Ground motion inversion method based on generalized chaotic particle swarm optimization

Ground motion inversion is a core technology for revealing earthquake mechanisms and obtaining accurate source and site parameters. However, it has long been constrained by strong nonlinear coupling of parameters, reference station dependence, and the tendency of optimization algorithms to get trapped in local optima. To address these issues, this study constructs a robust ground motion inversion model based on Generalized Chaotic Particle Swarm Optimization and Generalized Inversion Technique (GCPSO-GIT). First, strong ground motion data are preprocessed by screening, baseline correction, and Konno-Ohmachi smoothing.
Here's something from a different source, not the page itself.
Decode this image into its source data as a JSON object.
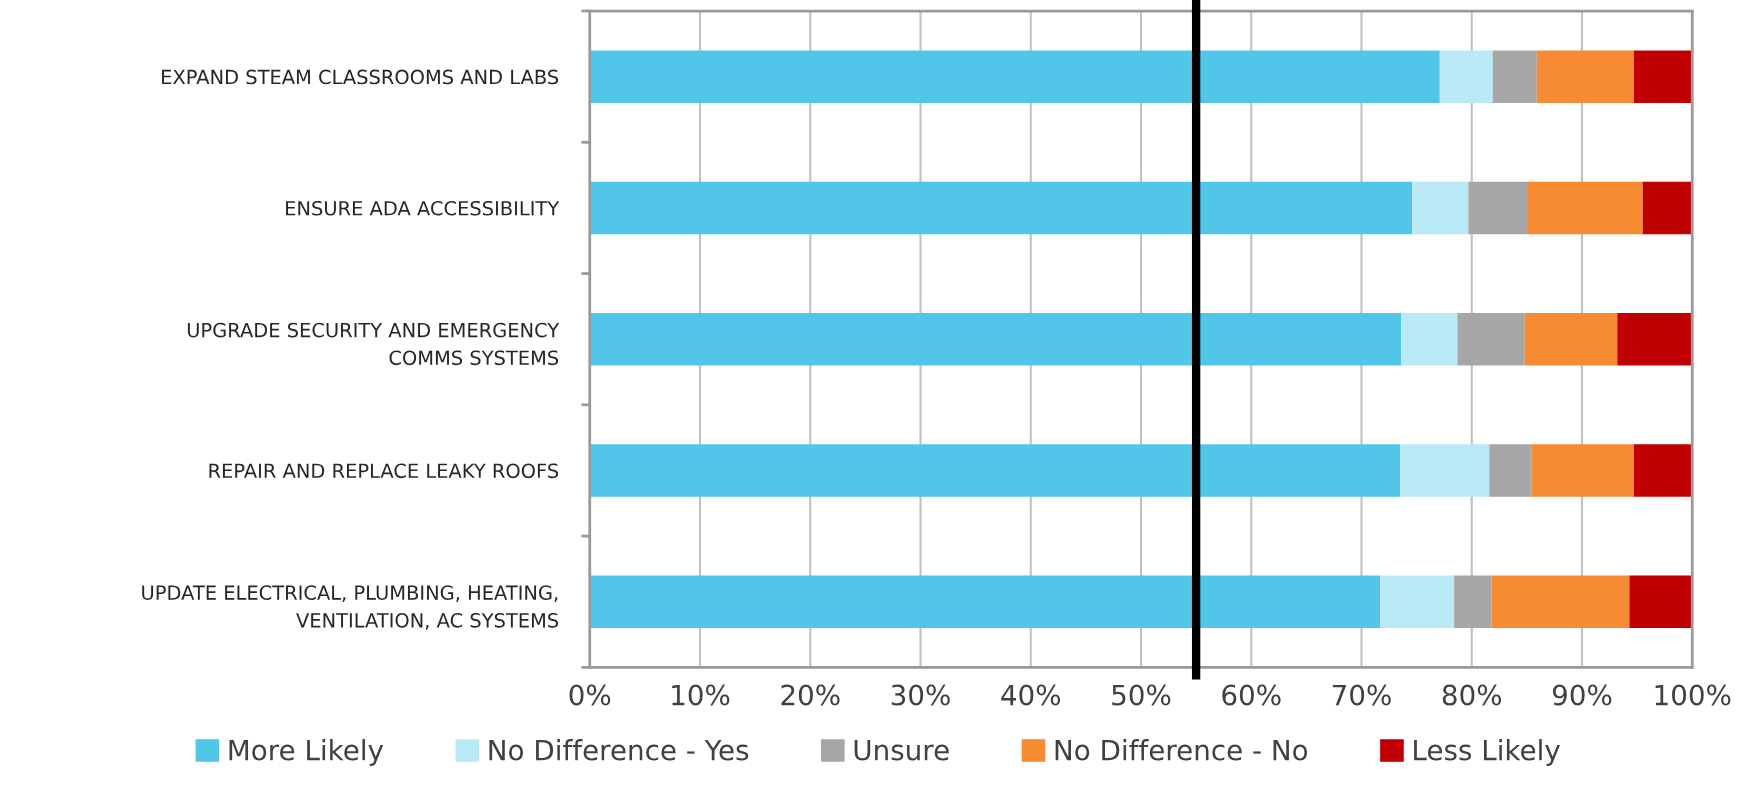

Then, a two-step inversion strategy is employed: the path attenuation term is initially separated using linear inversion, followed by the introduction of a Chaotic Mechanism (CM) to enhance the global search capability of particle swarm optimization. Crucially, the model achieves parameter decoupling by minimizing the site effect Coefficient of Variation (CV) to enforce statistical stability across multiple seismic events. Results show that the peak value of the site effect variation coefficient inverted by this model is only 12%, significantly lower than the 35% of the particle swarm optimization-generalized inversion technology. The median source stress drop is approximately 42 bar, with the smallest dispersion compared to other models. In the seismic ground motion simulation, the peak ground acceleration of the synthesized acceleration time history is 2.7 m/s², with a very small deviation from the observed value of 2.8 m/s². At the application level, the correction error of the seismic design response spectrum for Class C sites is as low as 5.3%, and the deviation rate of ground motion parameters for major projects is only 6.2%−8.1%. Furthermore, computational cost evaluations confirm the high efficiency of the framework, while independent cross-verification using the KiK-net database demonstrates its robust generalizability under diverse regional propagation characteristics. This model successfully achieves accurate parameter decoupling without relying on an ideal reference station, providing reliable parameters for regional refined seismic fortification and probabilistic risk assessment.